We could see that if we had booked a house in a town like this one, we wouldn’t be so stranded or isolated. There are places to walk and an accessible beach where the kids could attack the waves for hours, not to mention making friends with the local dogs. No language barrier there. Next time … we will know.
After some hours and pizza, we walked back to the car. We took a chance on the alleyways this time, rather than the road at it was very pleasant in a rabbit warren kind of way. More steps (my thighs are only just speaking to me again), but the sun was at our back and it was very beautiful. At least, we made roadfall, and we were at the car. The bloke who ran the car place waved us out and we were off to Sorrento.

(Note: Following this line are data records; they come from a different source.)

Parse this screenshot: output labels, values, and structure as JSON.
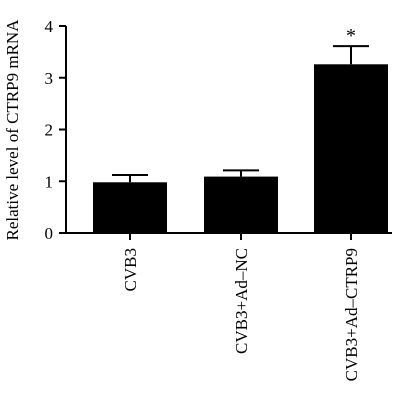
{
  "chart_data": {
    "type": "bar",
    "categories": [
      "CVB3",
      "CVB3+Ad-NC",
      "CVB3+Ad-CTRP9"
    ],
    "values": [
      0.98,
      1.09,
      3.26
    ],
    "error": [
      0.14,
      0.12,
      0.35
    ],
    "annotations": [
      "",
      "",
      "*"
    ],
    "title": "",
    "xlabel": "",
    "ylabel": "Relative level of CTRP9 mRNA",
    "ylim": [
      0,
      4
    ],
    "yticks": [
      0,
      1,
      2,
      3,
      4
    ],
    "grid": false,
    "legend": "none",
    "colors": {
      "bar": "#000000",
      "axis": "#000000",
      "background": "#ffffff"
    }
  }
}
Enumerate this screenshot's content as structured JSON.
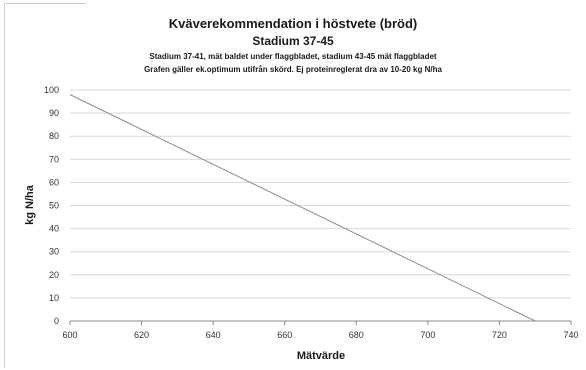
{
  "chart_data": {
    "type": "line",
    "title": "Kväverekommendation i höstvete (bröd)",
    "subtitle": "Stadium 37-45",
    "subtitle_lines": [
      "Stadium 37-41, mät baldet under flaggbladet, stadium 43-45 mät flaggbladet",
      "Grafen gäller ek.optimum utifrån skörd. Ej proteinreglerat dra av 10-20 kg N/ha"
    ],
    "xlabel": "Mätvärde",
    "ylabel": "kg N/ha",
    "xlim": [
      600,
      740
    ],
    "ylim": [
      0,
      100
    ],
    "x_ticks": [
      600,
      620,
      640,
      660,
      680,
      700,
      720,
      740
    ],
    "y_ticks": [
      0,
      10,
      20,
      30,
      40,
      50,
      60,
      70,
      80,
      90,
      100
    ],
    "grid": true,
    "legend": "none",
    "series": [
      {
        "color": "#8c8c8c",
        "x": [
          600,
          730
        ],
        "y": [
          98,
          0
        ]
      }
    ]
  }
}
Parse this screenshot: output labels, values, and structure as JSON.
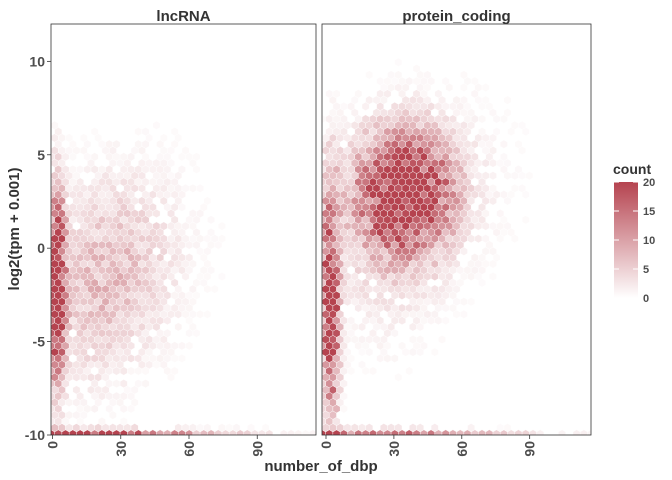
{
  "chart_data": {
    "type": "hexbin",
    "xlabel": "number_of_dbp",
    "ylabel": "log2(tpm + 0.001)",
    "xlim": [
      0,
      112
    ],
    "ylim": [
      -10,
      12
    ],
    "xticks": [
      0,
      30,
      60,
      90
    ],
    "yticks": [
      -10,
      -5,
      0,
      5,
      10
    ],
    "colors": {
      "low": "#ffffff",
      "high": "#b5434f",
      "hex_border": "#ffffff"
    },
    "legend": {
      "title": "count",
      "position": "right",
      "limits": [
        0,
        20
      ],
      "breaks": [
        0,
        5,
        10,
        15,
        20
      ]
    },
    "panels": [
      {
        "name": "lncRNA",
        "clusters": [
          {
            "x": 2,
            "y": -2,
            "sx": 2.5,
            "sy": 3.2,
            "w": 28
          },
          {
            "x": 1,
            "y": -9.9,
            "sx": 45,
            "sy": 0.15,
            "w": 22
          },
          {
            "x": 30,
            "y": -1,
            "sx": 16,
            "sy": 3.2,
            "w": 5
          },
          {
            "x": 15,
            "y": -3,
            "sx": 12,
            "sy": 3.5,
            "w": 3
          },
          {
            "x": 50,
            "y": 1,
            "sx": 22,
            "sy": 4,
            "w": 0.6
          }
        ]
      },
      {
        "name": "protein_coding",
        "clusters": [
          {
            "x": 35,
            "y": 3,
            "sx": 14,
            "sy": 2.1,
            "w": 26
          },
          {
            "x": 2,
            "y": -3,
            "sx": 2.5,
            "sy": 4,
            "w": 26
          },
          {
            "x": 1,
            "y": -9.9,
            "sx": 50,
            "sy": 0.15,
            "w": 16
          },
          {
            "x": 25,
            "y": 0,
            "sx": 18,
            "sy": 3.5,
            "w": 3
          },
          {
            "x": 55,
            "y": 4,
            "sx": 25,
            "sy": 4,
            "w": 1
          }
        ]
      }
    ]
  }
}
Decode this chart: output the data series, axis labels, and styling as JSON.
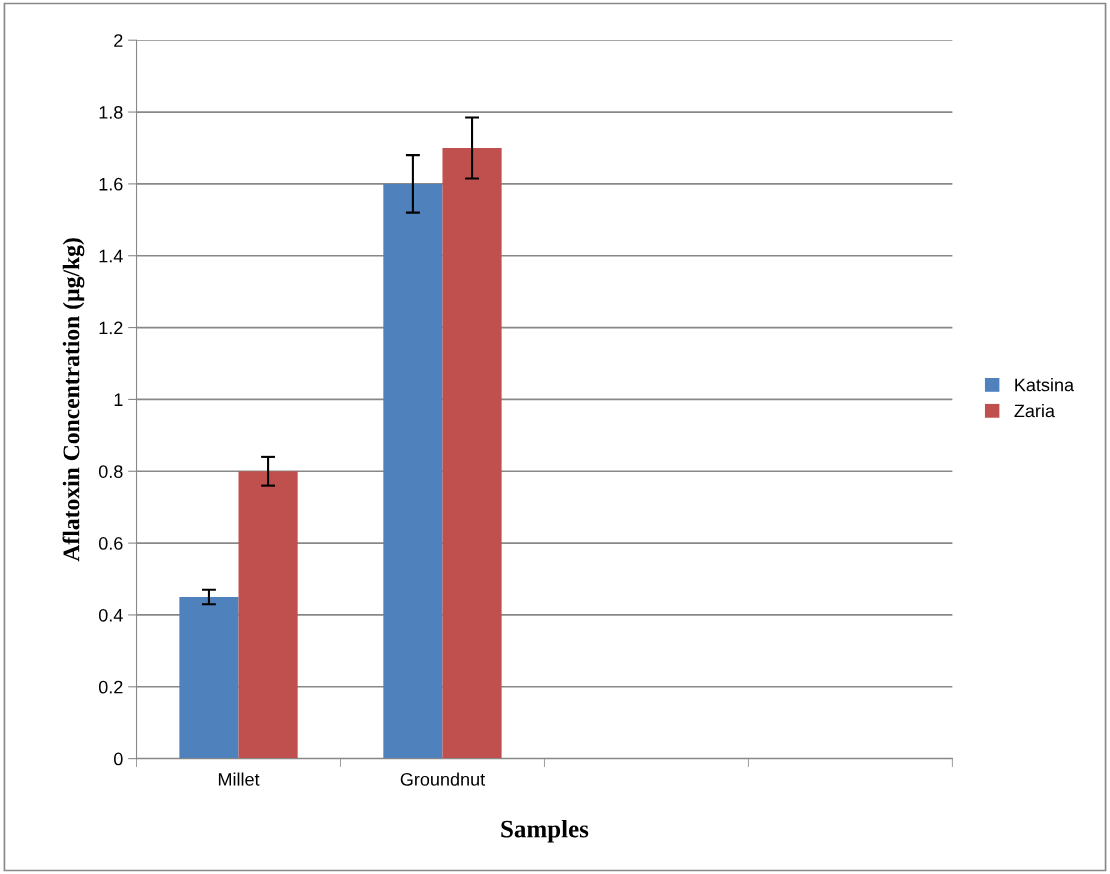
{
  "chart_data": {
    "type": "bar",
    "xlabel": "Samples",
    "ylabel": "Aflatoxin Concentration (µg/kg)",
    "categories": [
      "Millet",
      "Groundnut",
      null,
      null
    ],
    "series": [
      {
        "name": "Katsina",
        "color": "#4f81bd",
        "values": [
          0.45,
          1.6,
          null,
          null
        ],
        "errors": [
          0.02,
          0.08,
          null,
          null
        ]
      },
      {
        "name": "Zaria",
        "color": "#c0504d",
        "values": [
          0.8,
          1.7,
          null,
          null
        ],
        "errors": [
          0.04,
          0.085,
          null,
          null
        ]
      }
    ],
    "ylim": [
      0,
      2
    ],
    "yticks": [
      0,
      0.2,
      0.4,
      0.6,
      0.8,
      1,
      1.2,
      1.4,
      1.6,
      1.8,
      2
    ],
    "grid": "y",
    "legend": "right"
  }
}
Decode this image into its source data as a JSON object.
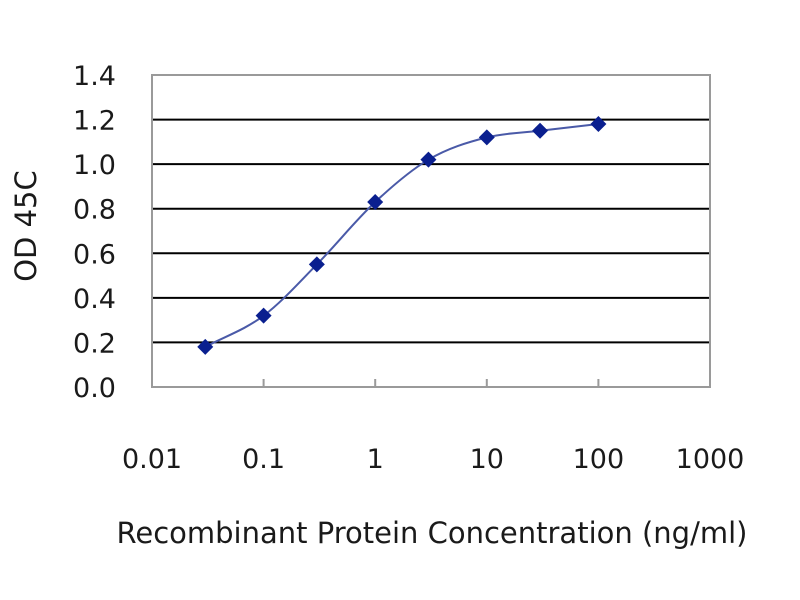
{
  "chart_data": {
    "type": "scatter",
    "xlabel": "Recombinant Protein Concentration (ng/ml)",
    "ylabel": "OD 45C",
    "x_scale": "log",
    "xlim": [
      0.01,
      1000
    ],
    "ylim": [
      0.0,
      1.4
    ],
    "x_ticks": [
      0.01,
      0.1,
      1,
      10,
      100,
      1000
    ],
    "x_tick_labels": [
      "0.01",
      "0.1",
      "1",
      "10",
      "100",
      "1000"
    ],
    "y_ticks": [
      0.0,
      0.2,
      0.4,
      0.6,
      0.8,
      1.0,
      1.2,
      1.4
    ],
    "y_tick_labels": [
      "0.0",
      "0.2",
      "0.4",
      "0.6",
      "0.8",
      "1.0",
      "1.2",
      "1.4"
    ],
    "grid": "horizontal",
    "fitted_curve": true,
    "series": [
      {
        "x": [
          0.03,
          0.1,
          0.3,
          1,
          3,
          10,
          30,
          100
        ],
        "y": [
          0.18,
          0.32,
          0.55,
          0.83,
          1.02,
          1.12,
          1.15,
          1.18
        ]
      }
    ],
    "colors": {
      "marker": "#0a1f8f",
      "curve": "#4a5aa8",
      "grid": "#000000",
      "frame": "#9a9a9a"
    }
  }
}
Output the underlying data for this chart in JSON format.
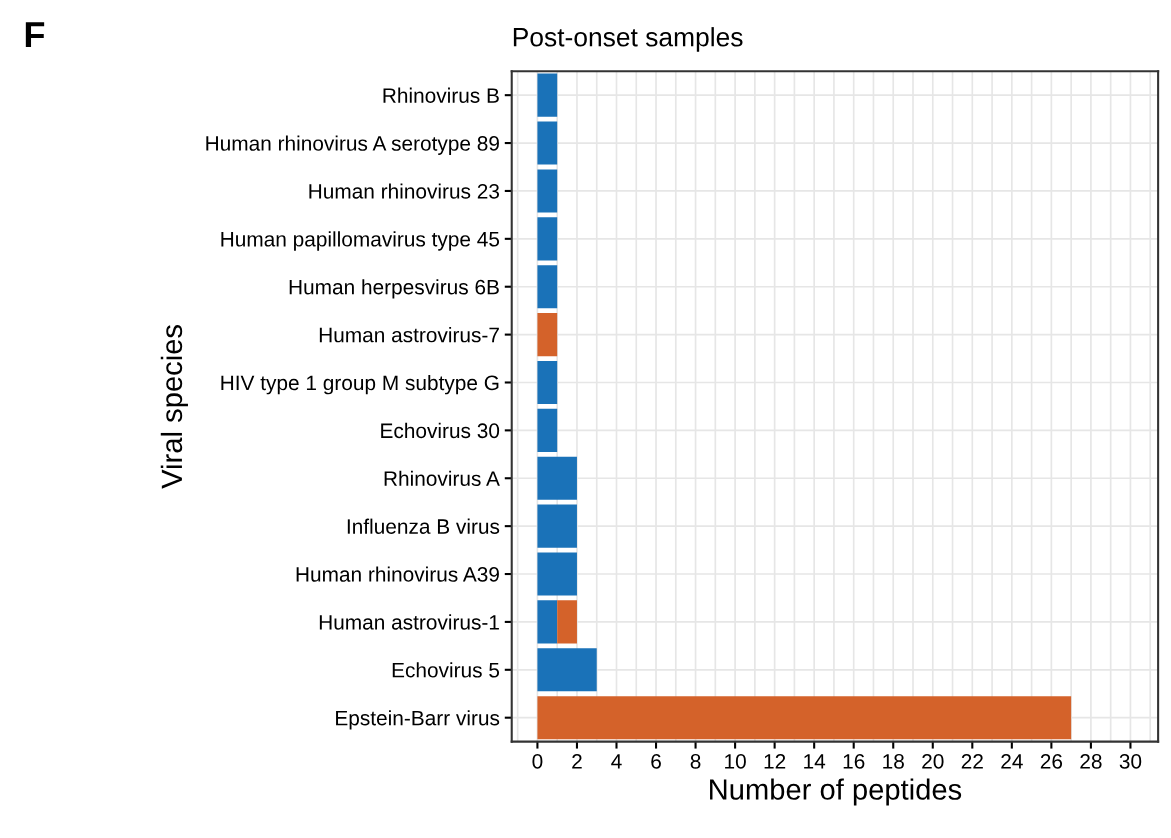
{
  "chart_data": {
    "type": "bar",
    "orientation": "horizontal",
    "stacked": true,
    "title": "Post-onset samples",
    "xlabel": "Number of peptides",
    "ylabel": "Viral species",
    "annotations": [
      "F"
    ],
    "categories": [
      "Rhinovirus B",
      "Human rhinovirus A serotype 89",
      "Human rhinovirus 23",
      "Human papillomavirus type 45",
      "Human herpesvirus 6B",
      "Human astrovirus-7",
      "HIV type 1 group M subtype G",
      "Echovirus 30",
      "Rhinovirus A",
      "Influenza B virus",
      "Human rhinovirus A39",
      "Human astrovirus-1",
      "Echovirus 5",
      "Epstein-Barr virus"
    ],
    "series": [
      {
        "color": "#1a72b8",
        "values": [
          1,
          1,
          1,
          1,
          1,
          0,
          1,
          1,
          2,
          2,
          2,
          1,
          3,
          0
        ]
      },
      {
        "color": "#d4622a",
        "values": [
          0,
          0,
          0,
          0,
          0,
          1,
          0,
          0,
          0,
          0,
          0,
          1,
          0,
          27
        ]
      }
    ],
    "xlim": [
      -1.3,
      31.4
    ],
    "xticks": [
      0,
      2,
      4,
      6,
      8,
      10,
      12,
      14,
      16,
      18,
      20,
      22,
      24,
      26,
      28,
      30
    ],
    "grid": true
  }
}
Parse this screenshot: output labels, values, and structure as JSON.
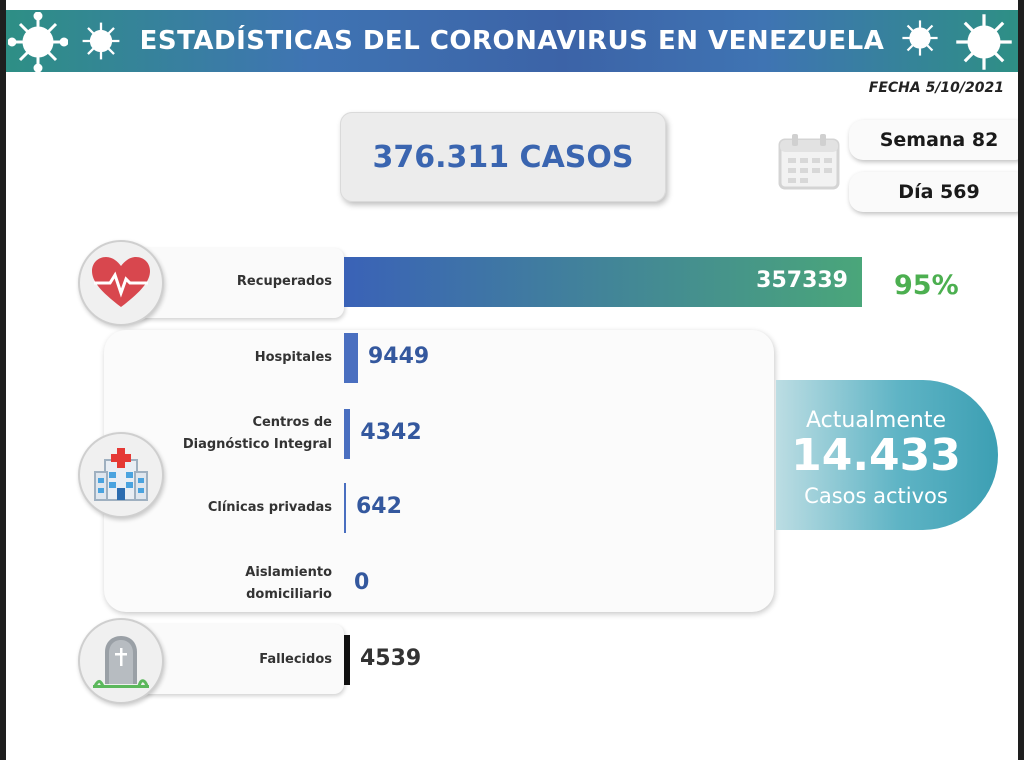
{
  "header": {
    "title": "ESTADÍSTICAS DEL CORONAVIRUS EN VENEZUELA"
  },
  "date_label": "FECHA 5/10/2021",
  "total_cases": "376.311 CASOS",
  "week": "Semana 82",
  "day": "Día 569",
  "active": {
    "line1": "Actualmente",
    "number": "14.433",
    "line2": "Casos activos"
  },
  "colors": {
    "recovered_bar_start": "#3a62b7",
    "recovered_bar_end": "#4aa67a",
    "care_bar": "#4a6fc0",
    "deaths_bar": "#111111",
    "percent_text": "#4caf50",
    "value_text": "#34589e"
  },
  "icons": {
    "recovered": "heart-pulse-icon",
    "care": "hospital-icon",
    "deaths": "tombstone-icon",
    "calendar": "calendar-icon",
    "decoration": "virus-icon"
  },
  "chart_data": {
    "type": "bar",
    "title": "",
    "xlabel": "",
    "ylabel": "",
    "categories": [
      "Recuperados",
      "Hospitales",
      "Centros de Diagnóstico Integral",
      "Clínicas privadas",
      "Aislamiento domiciliario",
      "Fallecidos"
    ],
    "category_lines": [
      [
        "Recuperados"
      ],
      [
        "Hospitales"
      ],
      [
        "Centros de",
        "Diagnóstico Integral"
      ],
      [
        "Clínicas privadas"
      ],
      [
        "Aislamiento",
        "domiciliario"
      ],
      [
        "Fallecidos"
      ]
    ],
    "values": [
      357339,
      9449,
      4342,
      642,
      0,
      4539
    ],
    "value_labels": [
      "357339",
      "9449",
      "4342",
      "642",
      "0",
      "4539"
    ],
    "recovered_percent": "95%"
  }
}
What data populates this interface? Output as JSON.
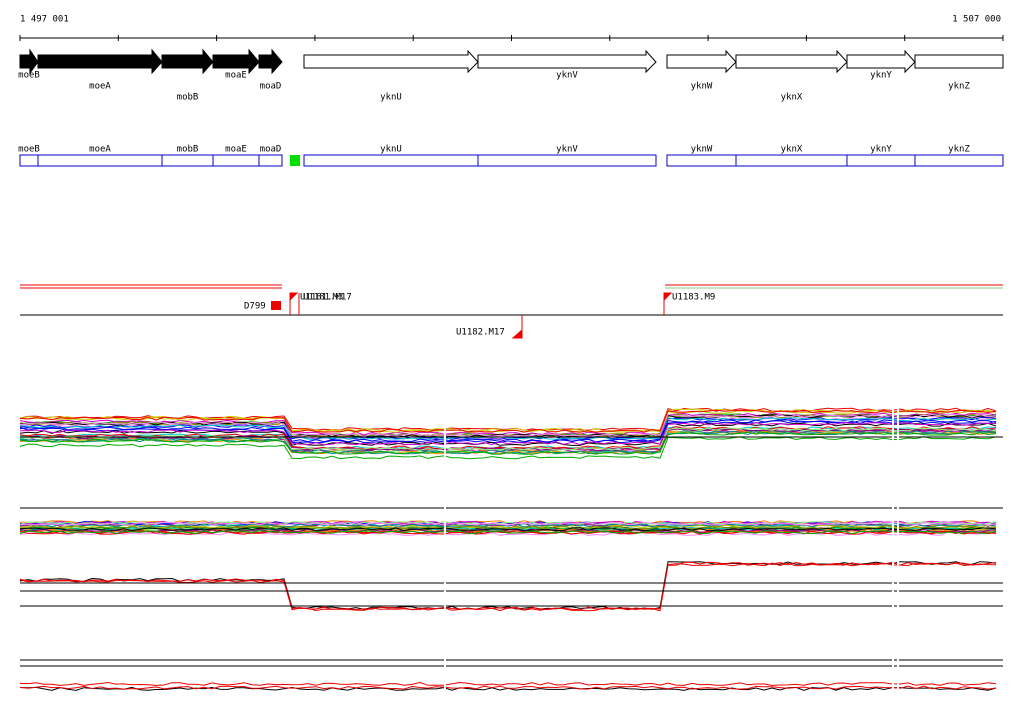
{
  "axis": {
    "start": "1 497 001",
    "end": "1 507 000"
  },
  "genes": [
    "moeB",
    "moeA",
    "mobB",
    "moaE",
    "moaD",
    "yknU",
    "yknV",
    "yknW",
    "yknX",
    "yknY",
    "yknZ"
  ],
  "segments": [
    "moeB",
    "moeA",
    "mobB",
    "moaE",
    "moaD",
    "yknU",
    "yknV",
    "yknW",
    "yknX",
    "yknY",
    "yknZ"
  ],
  "markers": [
    "D799",
    "U1181.M3",
    "U1181.M17",
    "U1183.M9",
    "U1182.M17"
  ]
}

This confused Niccolo. He knows Sorrento as the place on the Victorian coast where we go in summer. He decided that there was therefore a Sorrento A and a Sorrento B. We were now travelling to Sorrento B. Myles could not convince him that this Sorrento had existed first. You could see the kid’s point. More incredible cliffs and countryside with terraced lemon groves and vineyards.
And then we realised, as we pulled into Sorrento (B), that we were completely with Niccolo. We has also constructed this Sorrento from the Sorrento we knew from home (smallish, a bit sleepy, one major road, dead as a door nail in winter). But no! This Sorrento is a huge place, busy as a bee hive with frantic traffic and people walking and shopping. And tourists shops open everywhere selling various versions of lemons (lemons, ceramic lemons, aprons with lemons on them, limoncello – which I want to try – wall plaques with lemons). We were a bit overwhelmed so we headed for the water. Where we were (or perhaps everywhere, we weren’t sure), the coast was a port and industrial. There was one small section that had a forlorn sign saying ‘Spiagga: Free Beach’ but it was little more than some rough sand and a bit where you could launch boats. The kids couldn’t quite capture the enterprise of the beach at Positano and it was getting dark by this time anyway. It was time for ice cream – which we found on the main road and a slow walk in the twilight.
Sorrento, if anyone is interested, has orange trees as street trees. You can literally reach up, in Sorrento, and pick an orange. I didn’t try it. I wasn’t sure if the oranges were somehow municipal property. I didn’t want to test it. The police directing traffic looked a little fierce.
It was time to go home for pasta. The trip was about an hour and a half on dark roads choked with hazards and beauty in equal measure. By the time we made it home, it was seven and we all could have used a lie down. I cooked tuna pasta (Zelda’s favourite) and some other bits and pieces. We ate like fevered souls. And then it was  time for the gin rummy tournament. Niccolo retired hurt early, but the rest of us pushed on, with me triumphant. It is good to know that you are quite sporadically good at one thing. The wine we had bought for dinner turned out to be fizzy (NOTHING on the label). But it was quite drinkable.